"Anisah!"
   Setelah menyebut nama itu, Yuli segera membalikkan tubuhnya dan berlari meninggalkan Sardi.
   "Anisah...! Anisah siapa, Yuli?"
   Yuli tidak menjawab. Tapi dia berhenti sebentar dan menoleh sekali lagi ke arah Sardi. Dia tersenyum manis, dilambaikannya kedua tangannya. Lalu, kembali berlari pulang, menyusuri jalan setapak di tengah huma itu. Meninggalkan Sardi yang masih berdiri kaku dengan perasaan jengkel dan penuh tanda tanya....
   Demikianlah. Sampai di situ Sardi sejenak menarik napas panjang, berhenti menceritakan peristiwa yang telah lewat beberapa tahun lalu itu. Dia tersenyum menatap Yuli, Alfito, dan Nisah atau Anisah.
   Pada saat-saat ada hari libur, biasanya memang mereka saling mengunjungi. Persahabatan itu tidak pernah putus. Meskipun Yuli telah jadi milik orang lain, yaitu Alfito.
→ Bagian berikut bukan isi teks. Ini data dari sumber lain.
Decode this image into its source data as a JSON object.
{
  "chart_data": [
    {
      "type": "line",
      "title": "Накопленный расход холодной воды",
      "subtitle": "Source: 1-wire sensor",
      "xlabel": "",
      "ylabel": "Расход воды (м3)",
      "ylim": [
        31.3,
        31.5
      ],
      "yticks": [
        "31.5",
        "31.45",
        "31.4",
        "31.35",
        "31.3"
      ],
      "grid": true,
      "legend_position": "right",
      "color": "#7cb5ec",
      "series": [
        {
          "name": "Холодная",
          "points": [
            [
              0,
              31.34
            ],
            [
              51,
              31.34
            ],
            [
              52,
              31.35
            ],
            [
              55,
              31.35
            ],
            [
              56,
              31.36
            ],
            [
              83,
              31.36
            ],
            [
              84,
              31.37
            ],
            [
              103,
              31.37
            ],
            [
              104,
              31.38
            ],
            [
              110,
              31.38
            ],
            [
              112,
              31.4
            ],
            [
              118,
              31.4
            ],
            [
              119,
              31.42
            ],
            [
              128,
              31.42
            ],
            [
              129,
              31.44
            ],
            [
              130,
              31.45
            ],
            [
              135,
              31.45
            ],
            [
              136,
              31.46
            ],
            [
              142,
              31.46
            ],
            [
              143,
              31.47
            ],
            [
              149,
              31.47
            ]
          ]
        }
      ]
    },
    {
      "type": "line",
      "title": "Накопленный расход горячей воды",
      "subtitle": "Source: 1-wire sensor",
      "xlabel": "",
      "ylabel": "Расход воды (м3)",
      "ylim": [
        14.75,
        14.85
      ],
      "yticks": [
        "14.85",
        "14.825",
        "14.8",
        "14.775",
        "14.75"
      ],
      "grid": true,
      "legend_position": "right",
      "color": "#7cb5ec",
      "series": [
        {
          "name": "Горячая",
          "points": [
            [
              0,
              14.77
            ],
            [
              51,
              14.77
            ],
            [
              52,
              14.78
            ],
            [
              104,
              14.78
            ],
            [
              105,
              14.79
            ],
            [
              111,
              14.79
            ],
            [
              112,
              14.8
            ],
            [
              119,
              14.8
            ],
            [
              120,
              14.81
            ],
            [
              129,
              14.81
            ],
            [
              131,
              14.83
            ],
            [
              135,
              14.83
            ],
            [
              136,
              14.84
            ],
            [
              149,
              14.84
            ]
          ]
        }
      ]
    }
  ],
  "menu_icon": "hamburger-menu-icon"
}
   Kali ini, Sardi dan Nisah bersama putri mereka, Sania, yang datang berkunjung ke rumah Alfito dan Yuli, di kota kabupaten.
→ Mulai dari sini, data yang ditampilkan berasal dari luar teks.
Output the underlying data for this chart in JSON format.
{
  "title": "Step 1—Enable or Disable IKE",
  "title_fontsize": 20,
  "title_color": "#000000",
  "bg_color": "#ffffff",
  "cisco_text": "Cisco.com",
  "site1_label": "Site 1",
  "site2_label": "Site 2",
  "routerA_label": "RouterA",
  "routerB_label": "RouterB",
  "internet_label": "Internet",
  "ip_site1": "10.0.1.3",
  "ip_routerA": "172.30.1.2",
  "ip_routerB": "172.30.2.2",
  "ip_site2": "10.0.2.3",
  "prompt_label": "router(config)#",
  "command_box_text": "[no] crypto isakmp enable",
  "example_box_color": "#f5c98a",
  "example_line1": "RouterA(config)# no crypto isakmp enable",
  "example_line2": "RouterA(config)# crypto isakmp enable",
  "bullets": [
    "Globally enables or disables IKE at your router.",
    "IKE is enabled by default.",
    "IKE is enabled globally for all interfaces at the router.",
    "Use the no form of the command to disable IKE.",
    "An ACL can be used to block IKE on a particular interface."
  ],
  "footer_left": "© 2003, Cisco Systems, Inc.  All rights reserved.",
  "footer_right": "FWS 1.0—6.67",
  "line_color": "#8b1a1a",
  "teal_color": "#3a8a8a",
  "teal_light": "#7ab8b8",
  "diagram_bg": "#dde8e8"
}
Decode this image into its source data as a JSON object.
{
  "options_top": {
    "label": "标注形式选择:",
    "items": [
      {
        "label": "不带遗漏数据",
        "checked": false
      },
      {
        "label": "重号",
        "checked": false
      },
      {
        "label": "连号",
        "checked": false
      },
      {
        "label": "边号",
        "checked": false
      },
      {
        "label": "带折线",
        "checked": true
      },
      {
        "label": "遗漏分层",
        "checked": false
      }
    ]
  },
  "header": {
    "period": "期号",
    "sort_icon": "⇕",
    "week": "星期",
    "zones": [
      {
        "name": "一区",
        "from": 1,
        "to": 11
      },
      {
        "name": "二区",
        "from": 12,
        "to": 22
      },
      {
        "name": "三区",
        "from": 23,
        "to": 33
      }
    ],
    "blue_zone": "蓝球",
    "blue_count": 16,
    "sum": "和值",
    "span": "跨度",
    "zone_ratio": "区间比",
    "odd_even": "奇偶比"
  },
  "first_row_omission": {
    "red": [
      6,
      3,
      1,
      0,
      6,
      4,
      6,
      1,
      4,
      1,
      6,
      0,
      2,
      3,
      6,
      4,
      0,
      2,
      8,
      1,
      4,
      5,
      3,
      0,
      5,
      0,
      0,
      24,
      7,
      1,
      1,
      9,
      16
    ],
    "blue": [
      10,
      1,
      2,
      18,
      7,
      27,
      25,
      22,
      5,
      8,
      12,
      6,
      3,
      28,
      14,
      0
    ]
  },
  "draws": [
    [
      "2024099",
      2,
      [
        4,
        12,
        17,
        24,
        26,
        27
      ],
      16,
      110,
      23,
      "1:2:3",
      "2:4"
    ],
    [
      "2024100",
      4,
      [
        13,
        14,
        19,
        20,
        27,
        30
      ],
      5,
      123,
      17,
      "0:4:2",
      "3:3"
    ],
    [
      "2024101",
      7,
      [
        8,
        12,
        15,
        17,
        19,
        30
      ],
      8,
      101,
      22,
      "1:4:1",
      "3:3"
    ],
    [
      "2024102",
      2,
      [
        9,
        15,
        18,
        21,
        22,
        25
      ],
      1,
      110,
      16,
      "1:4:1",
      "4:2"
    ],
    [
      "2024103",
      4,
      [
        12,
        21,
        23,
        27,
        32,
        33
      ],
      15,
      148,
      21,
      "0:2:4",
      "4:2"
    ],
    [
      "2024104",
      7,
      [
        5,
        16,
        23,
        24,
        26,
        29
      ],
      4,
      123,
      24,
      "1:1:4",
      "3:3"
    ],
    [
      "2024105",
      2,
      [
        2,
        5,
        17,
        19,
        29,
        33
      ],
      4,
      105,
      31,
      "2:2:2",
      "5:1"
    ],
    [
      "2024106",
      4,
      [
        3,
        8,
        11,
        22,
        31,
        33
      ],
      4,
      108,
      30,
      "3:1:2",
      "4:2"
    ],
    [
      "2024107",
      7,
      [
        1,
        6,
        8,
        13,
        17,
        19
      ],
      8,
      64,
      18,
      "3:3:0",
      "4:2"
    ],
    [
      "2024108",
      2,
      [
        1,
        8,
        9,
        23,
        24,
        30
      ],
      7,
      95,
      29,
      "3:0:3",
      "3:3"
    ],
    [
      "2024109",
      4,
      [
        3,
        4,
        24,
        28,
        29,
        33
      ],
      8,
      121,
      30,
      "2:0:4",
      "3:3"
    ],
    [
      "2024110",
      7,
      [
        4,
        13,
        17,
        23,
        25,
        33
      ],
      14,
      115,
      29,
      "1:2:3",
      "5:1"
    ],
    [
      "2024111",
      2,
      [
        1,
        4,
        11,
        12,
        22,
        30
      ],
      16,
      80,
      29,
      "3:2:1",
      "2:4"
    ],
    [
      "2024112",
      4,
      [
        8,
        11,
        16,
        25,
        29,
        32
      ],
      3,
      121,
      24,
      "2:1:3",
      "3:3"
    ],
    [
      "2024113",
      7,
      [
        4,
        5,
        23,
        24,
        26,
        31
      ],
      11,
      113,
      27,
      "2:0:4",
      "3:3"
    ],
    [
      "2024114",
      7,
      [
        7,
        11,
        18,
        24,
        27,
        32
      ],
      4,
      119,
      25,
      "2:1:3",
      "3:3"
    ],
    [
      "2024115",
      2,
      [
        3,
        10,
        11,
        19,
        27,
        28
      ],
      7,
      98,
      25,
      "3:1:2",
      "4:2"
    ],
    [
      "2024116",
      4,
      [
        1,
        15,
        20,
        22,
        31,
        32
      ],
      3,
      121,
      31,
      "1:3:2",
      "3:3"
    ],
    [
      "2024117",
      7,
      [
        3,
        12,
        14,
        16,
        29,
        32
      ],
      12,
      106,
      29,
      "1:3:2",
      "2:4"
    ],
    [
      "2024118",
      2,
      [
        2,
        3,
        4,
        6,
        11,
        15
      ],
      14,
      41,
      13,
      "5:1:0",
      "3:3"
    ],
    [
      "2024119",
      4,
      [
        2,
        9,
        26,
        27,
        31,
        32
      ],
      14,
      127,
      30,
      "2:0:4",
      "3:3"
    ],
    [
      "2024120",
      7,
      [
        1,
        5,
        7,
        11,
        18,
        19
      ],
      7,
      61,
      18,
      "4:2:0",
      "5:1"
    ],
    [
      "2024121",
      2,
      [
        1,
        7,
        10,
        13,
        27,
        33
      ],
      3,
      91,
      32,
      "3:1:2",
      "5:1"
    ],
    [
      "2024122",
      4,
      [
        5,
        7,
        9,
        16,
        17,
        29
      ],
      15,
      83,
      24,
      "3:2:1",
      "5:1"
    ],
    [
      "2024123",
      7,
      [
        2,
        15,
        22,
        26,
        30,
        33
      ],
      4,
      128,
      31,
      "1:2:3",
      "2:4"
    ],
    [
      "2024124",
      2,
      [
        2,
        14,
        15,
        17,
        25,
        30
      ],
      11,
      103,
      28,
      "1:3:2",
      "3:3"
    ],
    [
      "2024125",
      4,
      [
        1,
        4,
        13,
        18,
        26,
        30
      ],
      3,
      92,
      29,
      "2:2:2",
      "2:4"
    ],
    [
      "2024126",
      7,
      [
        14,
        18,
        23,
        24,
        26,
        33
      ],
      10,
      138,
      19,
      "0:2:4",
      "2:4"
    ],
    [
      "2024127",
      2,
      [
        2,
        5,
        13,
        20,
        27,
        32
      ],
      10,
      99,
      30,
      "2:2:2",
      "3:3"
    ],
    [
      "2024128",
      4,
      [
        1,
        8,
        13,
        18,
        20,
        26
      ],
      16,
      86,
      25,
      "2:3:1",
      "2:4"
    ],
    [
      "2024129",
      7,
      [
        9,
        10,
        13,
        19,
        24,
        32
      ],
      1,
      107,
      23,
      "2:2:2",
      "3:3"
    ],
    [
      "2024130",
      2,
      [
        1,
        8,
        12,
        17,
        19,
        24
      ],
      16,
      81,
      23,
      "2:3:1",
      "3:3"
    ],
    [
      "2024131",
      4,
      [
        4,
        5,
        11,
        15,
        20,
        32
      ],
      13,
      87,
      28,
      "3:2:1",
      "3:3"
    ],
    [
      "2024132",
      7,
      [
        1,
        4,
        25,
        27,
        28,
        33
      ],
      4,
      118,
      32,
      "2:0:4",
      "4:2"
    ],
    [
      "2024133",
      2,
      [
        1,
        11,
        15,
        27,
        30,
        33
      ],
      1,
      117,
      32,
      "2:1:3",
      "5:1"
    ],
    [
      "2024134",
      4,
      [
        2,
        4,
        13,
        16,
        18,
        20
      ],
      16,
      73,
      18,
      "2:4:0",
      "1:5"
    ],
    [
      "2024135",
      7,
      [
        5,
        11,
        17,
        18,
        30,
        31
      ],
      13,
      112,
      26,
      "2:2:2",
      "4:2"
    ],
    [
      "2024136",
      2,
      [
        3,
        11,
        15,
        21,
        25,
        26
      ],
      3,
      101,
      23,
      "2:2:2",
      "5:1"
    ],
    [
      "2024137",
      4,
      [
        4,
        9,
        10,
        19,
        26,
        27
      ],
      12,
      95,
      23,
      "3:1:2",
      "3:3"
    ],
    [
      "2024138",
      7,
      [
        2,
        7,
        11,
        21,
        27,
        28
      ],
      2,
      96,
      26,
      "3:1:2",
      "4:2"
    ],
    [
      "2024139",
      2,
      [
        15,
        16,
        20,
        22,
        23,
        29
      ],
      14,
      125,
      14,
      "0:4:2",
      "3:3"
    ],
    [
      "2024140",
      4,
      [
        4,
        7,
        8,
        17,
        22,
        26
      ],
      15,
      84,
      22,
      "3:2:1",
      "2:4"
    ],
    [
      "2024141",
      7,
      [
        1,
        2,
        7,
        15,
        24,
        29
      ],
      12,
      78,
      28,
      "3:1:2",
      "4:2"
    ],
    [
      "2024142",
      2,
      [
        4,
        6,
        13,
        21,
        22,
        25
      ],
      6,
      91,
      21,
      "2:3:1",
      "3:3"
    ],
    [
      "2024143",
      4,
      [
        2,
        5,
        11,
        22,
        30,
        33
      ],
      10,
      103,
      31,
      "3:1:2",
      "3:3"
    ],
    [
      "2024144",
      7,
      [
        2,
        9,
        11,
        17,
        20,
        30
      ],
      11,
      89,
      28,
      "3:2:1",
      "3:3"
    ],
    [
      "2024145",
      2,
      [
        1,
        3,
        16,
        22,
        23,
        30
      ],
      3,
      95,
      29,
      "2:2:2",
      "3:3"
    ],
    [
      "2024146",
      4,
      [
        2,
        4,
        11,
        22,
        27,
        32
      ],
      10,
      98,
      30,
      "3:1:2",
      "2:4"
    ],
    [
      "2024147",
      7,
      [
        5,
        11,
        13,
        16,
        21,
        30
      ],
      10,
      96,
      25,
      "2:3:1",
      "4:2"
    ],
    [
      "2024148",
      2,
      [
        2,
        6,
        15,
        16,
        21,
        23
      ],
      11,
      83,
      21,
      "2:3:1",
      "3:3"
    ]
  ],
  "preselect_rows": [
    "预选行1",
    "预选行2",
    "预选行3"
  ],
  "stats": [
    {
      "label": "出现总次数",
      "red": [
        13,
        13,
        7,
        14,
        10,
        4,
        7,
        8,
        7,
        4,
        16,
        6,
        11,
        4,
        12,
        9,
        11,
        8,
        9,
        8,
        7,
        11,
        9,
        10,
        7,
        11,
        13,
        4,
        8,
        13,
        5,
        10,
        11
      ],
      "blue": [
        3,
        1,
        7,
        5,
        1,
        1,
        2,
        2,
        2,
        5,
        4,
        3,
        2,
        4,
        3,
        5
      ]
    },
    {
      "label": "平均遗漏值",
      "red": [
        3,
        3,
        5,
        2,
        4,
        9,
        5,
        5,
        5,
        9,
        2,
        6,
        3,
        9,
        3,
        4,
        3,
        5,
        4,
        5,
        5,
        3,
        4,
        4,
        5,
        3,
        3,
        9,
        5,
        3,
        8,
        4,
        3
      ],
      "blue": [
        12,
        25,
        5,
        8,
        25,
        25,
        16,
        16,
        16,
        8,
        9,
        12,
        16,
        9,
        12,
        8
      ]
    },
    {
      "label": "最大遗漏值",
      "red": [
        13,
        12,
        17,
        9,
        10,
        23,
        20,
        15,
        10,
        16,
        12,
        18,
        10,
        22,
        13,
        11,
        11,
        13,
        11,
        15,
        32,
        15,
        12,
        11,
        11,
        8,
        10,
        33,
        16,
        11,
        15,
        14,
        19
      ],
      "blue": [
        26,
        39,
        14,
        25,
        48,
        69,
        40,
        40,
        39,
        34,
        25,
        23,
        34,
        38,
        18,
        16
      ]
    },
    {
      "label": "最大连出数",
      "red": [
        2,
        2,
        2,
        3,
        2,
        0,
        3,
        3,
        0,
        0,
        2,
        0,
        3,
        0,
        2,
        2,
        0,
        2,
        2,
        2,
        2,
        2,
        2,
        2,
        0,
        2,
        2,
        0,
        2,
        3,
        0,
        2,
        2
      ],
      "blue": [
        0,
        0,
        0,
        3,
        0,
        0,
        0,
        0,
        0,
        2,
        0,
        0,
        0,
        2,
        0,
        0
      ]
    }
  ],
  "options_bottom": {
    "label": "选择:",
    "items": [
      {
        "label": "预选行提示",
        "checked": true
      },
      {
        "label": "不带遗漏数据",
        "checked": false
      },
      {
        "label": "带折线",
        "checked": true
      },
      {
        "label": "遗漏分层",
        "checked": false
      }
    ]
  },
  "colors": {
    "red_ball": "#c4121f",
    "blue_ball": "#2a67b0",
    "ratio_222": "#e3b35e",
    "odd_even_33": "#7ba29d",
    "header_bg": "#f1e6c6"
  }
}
   "Boleh aku minum dulu, Yuli-Alfito?" tanya Sardi, seraya meraih gelas kopi dari atas meja.
   "Minumlah dulu, Sar. Ceritanya panjang juga. Tapi ini cerita nyata tentang kita berempat lho," cetus Alfito pula. "Lho, kemana perginya anak-anak kita, Fikal dan Sania?" Alfito menatap bergantian Yuli dan Nisah.
   "Itu, mereka sedang bermain di halaman," sahut Yuli.
   Di halaman rumah Alfito yang luas itu, nampak dua orang bocah kecil, laki dan perempuan, sedang bermain mengumpulkan daun-daun berwarna kuning yang berjatuhan dari pohonnya karena tertiup angin. Ramai celoteh kedua bocah itu.